Dans son vocabulaire, dans ses pensées, dans sa mentalité, il n’a jamais inventé aucun moyen de communiquer la nature de ce « qui est ainsi ». Il a des manières fantastiques d’expliquer ce « qui n’est pas ainsi ». Nous pouvons partager notre ignorance avec aise et galanterie, en fait nous le prêchons continuellement les uns aux autres. Nous pouvons aussi avoir des conflits magnifiques à cause de futilités à n’importe quel moment. Nous pouvons continuer encore et encore, élaborant sur nos erreurs, nos défauts et nos impitoyabilités. Nous pouvons passer un grand nombre d’heures à décider ce qui n’est pas vrai, mais quand cela arrive à une déclaration positive, de ce qui est inconditionnellement vrai, nous n’avons rien à dire parce que nous n’avons aucun mots, aucunes pensées, aucunes idées, de comment nous pouvons l’attraper. Nous avons tout le temps vécu dans une sorte de rêve, dans une sorte de cauchemar.

Dans la course des Âges ce monde de rêve de nos sens objectifs est devenu la réalité. Nous sommes née et sommes tellement habitué aux guerres, mais la seule chose que nous ne pouvons pas définir est la paix. Nous ne pouvons pas vraiment l’expérimenter, parce que nous ne savons pas ce que c’est. Nous avons même beaucoup de problèmes à essayés d’expliquer un petit peu de paix personnelle, et c’est très dur de comprendre que la paix est le degré le plus bas du stresse. Que l’absence totale de stresse, la positivité totale de la paix complète, est au-delà de nous. Et quand les gens pensent à ça, ils le pensent en tant qu’inertie ou ennui total.
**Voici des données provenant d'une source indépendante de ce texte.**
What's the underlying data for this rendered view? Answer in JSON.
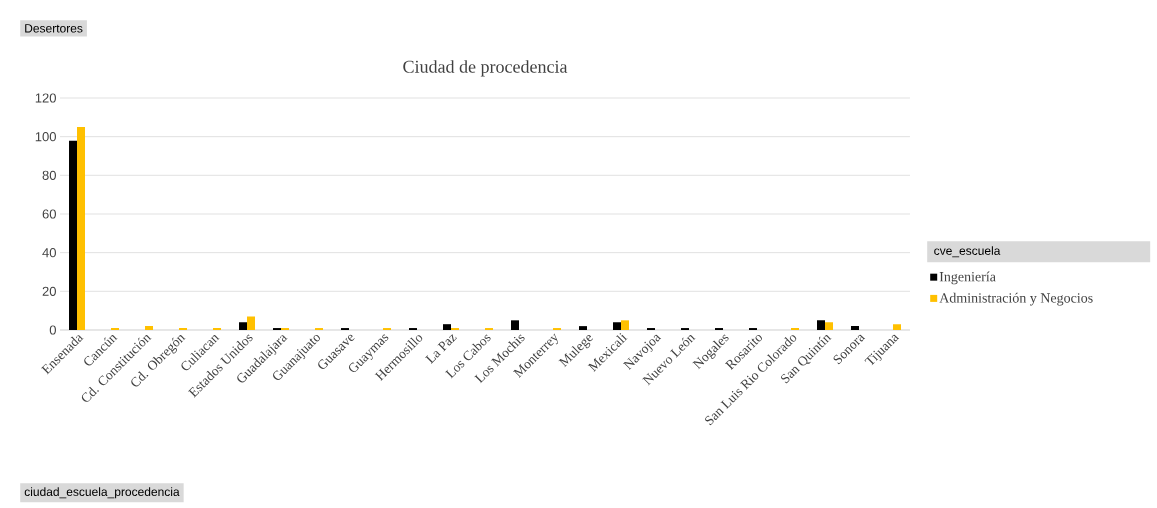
{
  "chart_data": {
    "type": "bar",
    "title": "Ciudad de procedencia",
    "categories": [
      "Ensenada",
      "Cancún",
      "Cd. Constitución",
      "Cd. Obregón",
      "Culiacan",
      "Estados Unidos",
      "Guadalajara",
      "Guanajuato",
      "Guasave",
      "Guaymas",
      "Hermosillo",
      "La Paz",
      "Los Cabos",
      "Los Mochis",
      "Monterrey",
      "Mulege",
      "Mexicali",
      "Navojoa",
      "Nuevo León",
      "Nogales",
      "Rosarito",
      "San Luis Rio Colorado",
      "San Quintín",
      "Sonora",
      "Tijuana"
    ],
    "series": [
      {
        "name": "Ingeniería",
        "color": "#000000",
        "values": [
          98,
          null,
          null,
          null,
          null,
          4,
          1,
          null,
          1,
          null,
          1,
          3,
          null,
          5,
          null,
          2,
          4,
          1,
          1,
          1,
          1,
          null,
          5,
          2,
          null
        ]
      },
      {
        "name": "Administración y Negocios",
        "color": "#ffc000",
        "values": [
          105,
          1,
          2,
          1,
          1,
          7,
          1,
          1,
          null,
          1,
          null,
          1,
          1,
          null,
          1,
          null,
          5,
          null,
          null,
          null,
          null,
          1,
          4,
          null,
          3
        ]
      }
    ],
    "ylim": [
      0,
      120
    ],
    "yticks": [
      0,
      20,
      40,
      60,
      80,
      100,
      120
    ],
    "grid": "y",
    "legend": "right",
    "legend_title": "cve_escuela",
    "annotations": [
      "Desertores",
      "ciudad_escuela_procedencia"
    ]
  }
}
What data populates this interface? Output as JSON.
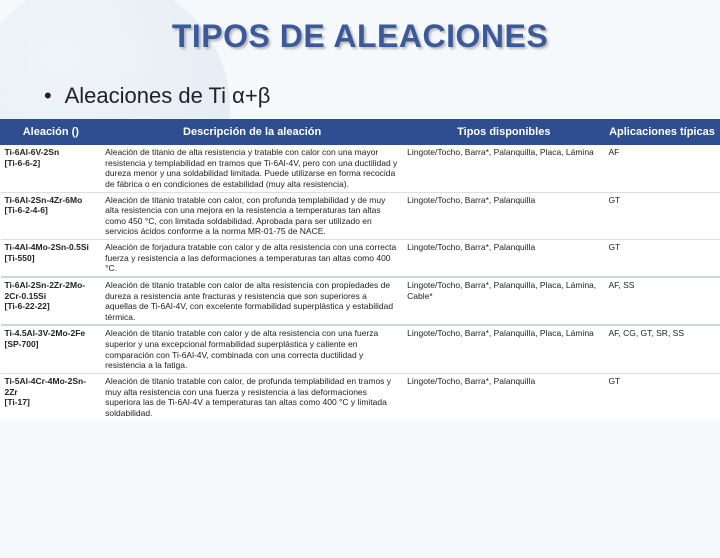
{
  "title": "TIPOS DE ALEACIONES",
  "subtitle": "Aleaciones de Ti α+β",
  "table": {
    "columns": [
      "Aleación ()",
      "Descripción de la aleación",
      "Tipos disponibles",
      "Aplicaciones típicas"
    ],
    "rows": [
      {
        "name": "Ti-6Al-6V-2Sn\n[Ti-6-6-2]",
        "desc": "Aleación de titanio de alta resistencia y tratable con calor con una mayor resistencia y templabilidad en tramos que Ti-6Al-4V, pero con una ductilidad y dureza menor y una soldabilidad limitada. Puede utilizarse en forma recocida de fábrica o en condiciones de estabilidad (muy alta resistencia).",
        "types": "Lingote/Tocho, Barra*, Palanquilla, Placa, Lámina",
        "apps": "AF"
      },
      {
        "name": "Ti-6Al-2Sn-4Zr-6Mo\n[Ti-6-2-4-6]",
        "desc": "Aleación de titanio tratable con calor, con profunda templabilidad y de muy alta resistencia con una mejora en la resistencia a temperaturas tan altas como 450 °C, con limitada soldabilidad. Aprobada para ser utilizado en servicios ácidos conforme a la norma MR-01-75 de NACE.",
        "types": "Lingote/Tocho, Barra*, Palanquilla",
        "apps": "GT"
      },
      {
        "name": "Ti-4Al-4Mo-2Sn-0.5Si\n[Ti-550]",
        "desc": "Aleación de forjadura tratable con calor y de alta resistencia con una correcta fuerza y resistencia a las deformaciones a temperaturas tan altas como 400 °C.",
        "types": "Lingote/Tocho, Barra*, Palanquilla",
        "apps": "GT"
      },
      {
        "name": "Ti-6Al-2Sn-2Zr-2Mo-2Cr-0.15Si\n[Ti-6-22-22]",
        "desc": "Aleación de titanio tratable con calor de alta resistencia con propiedades de dureza a resistencia ante fracturas y resistencia que son superiores a aquellas de Ti-6Al-4V, con excelente formabilidad superplástica y estabilidad térmica.",
        "types": "Lingote/Tocho, Barra*, Palanquilla, Placa, Lámina, Cable*",
        "apps": "AF, SS",
        "gap": true
      },
      {
        "name": "Ti-4.5Al-3V-2Mo-2Fe\n[SP-700]",
        "desc": "Aleación de titanio tratable con calor y de alta resistencia con una fuerza superior y una excepcional formabilidad superplástica y caliente en comparación con Ti-6Al-4V, combinada con una correcta ductilidad y resistencia a la fatiga.",
        "types": "Lingote/Tocho, Barra*, Palanquilla, Placa, Lámina",
        "apps": "AF, CG, GT, SR, SS",
        "gap": true
      },
      {
        "name": "Ti-5Al-4Cr-4Mo-2Sn-2Zr\n[Ti-17]",
        "desc": "Aleación de titanio tratable con calor, de profunda templabilidad en tramos y muy alta resistencia con una fuerza y resistencia a las deformaciones superiora las de Ti-6Al-4V a temperaturas tan altas como 400 °C y limitada soldabilidad.",
        "types": "Lingote/Tocho, Barra*, Palanquilla",
        "apps": "GT"
      }
    ]
  }
}
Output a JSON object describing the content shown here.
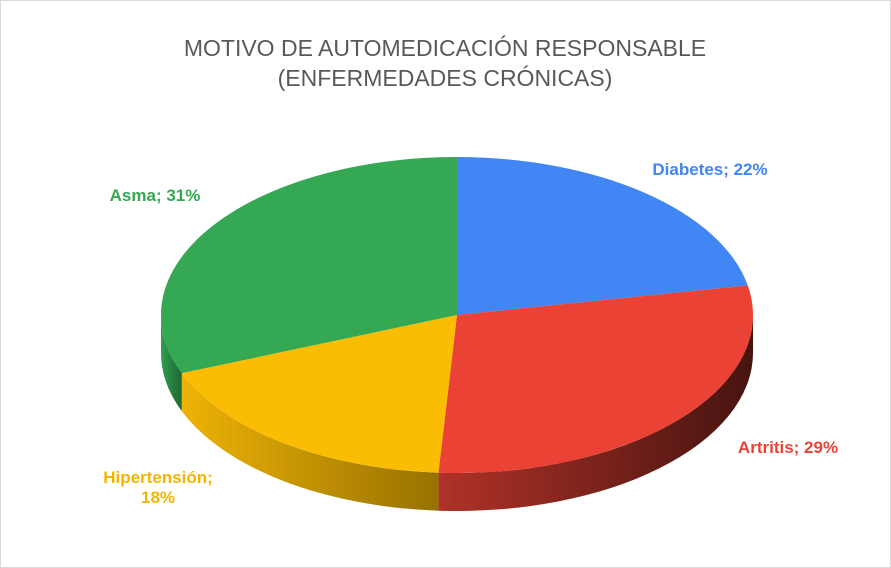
{
  "chart_data": {
    "type": "pie",
    "title": [
      "MOTIVO DE AUTOMEDICACIÓN RESPONSABLE",
      "(ENFERMEDADES CRÓNICAS)"
    ],
    "values": [
      22,
      29,
      18,
      31
    ],
    "value_labels": [
      "Diabetes; 22%",
      "Artritis; 29%",
      "Hipertensión; 18%",
      "Asma; 31%"
    ],
    "colors": [
      "#4285f4",
      "#ea4335",
      "#fbbc04",
      "#34a853"
    ],
    "label_colors": [
      "#4285f4",
      "#ea4335",
      "#f4b400",
      "#34a853"
    ]
  }
}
Nous n’avons aucun concept positif de ces choses.

Donc si dans la pensée Bouddhiste, nous arrivons finalement à la suspension totale de tout ce qui n’est pas réel, y comprit le morceau de nous même qui n’est pas réel, dont Bouddha raconte que c’est le sens de « Soi » / « existence de Soi » (selfhood—si vous avez une meilleure traduction n’hésitez pas), que reste-t-il ? Comment devrions nous définir ce qui est parti ? Comment devrions nous expliquer l’immortalité ? Comment devrions nous assumer l’état de l’homme après la mort ? De quelle manière devrions nous expliquer n’importe quoi ?

Les Egyptiens démontrèrent que l’état de l’homme après la mort dépend largement de l’intensité de ses conditions durant les années de Vie.

Les Tibétains durant leur rituel de la mort, aide ou cherche à aider la personne morte à s’orienter dans un autre monde qui est presque comme celui-là, ou de l’aider à trouver une réincarnation immédiate, de retour dans ce monde de conditions tels que nous le connaissons. Que ferions-nous avec le problème d’essayer de définir une sorte de Monde, un paradis, un havre de paix ou un monde infernal, dans lequel un groupe d’êtres complètement sans désirs (desireless beings) continu pour toujours. Nous ne pouvons pas l’imaginer.

Nous avons aussi peuplé l’autre monde avec toutes sortes d’incidents, et de personnalités, de conditions, de circonstances, dérivées à partir d’ici. A part ce que nous pouvons expérimenter subjectivement et objectivement nous n’avons aucunes réponses.

Manly P Hall – Approach to the Preconscious – Exploring Dimensions of Consciousness Series


Publié le 7 mars, 2009 dans Esotérisme, Manly Palmer Hall.

Commentaires (1)

 

  1. Desty Nova dit :

    La suite ne viendra pas car ça ne sert à rien que de divulguer de telles informations sur un site pareil. Par contre si je suis autorisé à utiliser ma traduction pour faire un livre, je mettrais le livre sur le site dans quelques mois une fois la traduction finie.

    Bien évidemment c’est pas évident et ça demande du temps, les 3 articles sur la conscience sont des « traductions hybrides » et ils manquent 7 autres articles pour tout comprendre. Patience et vous aurez tout ça en temps et en heure si le ciel ne nous tombe pas sur la tête par tout Atis.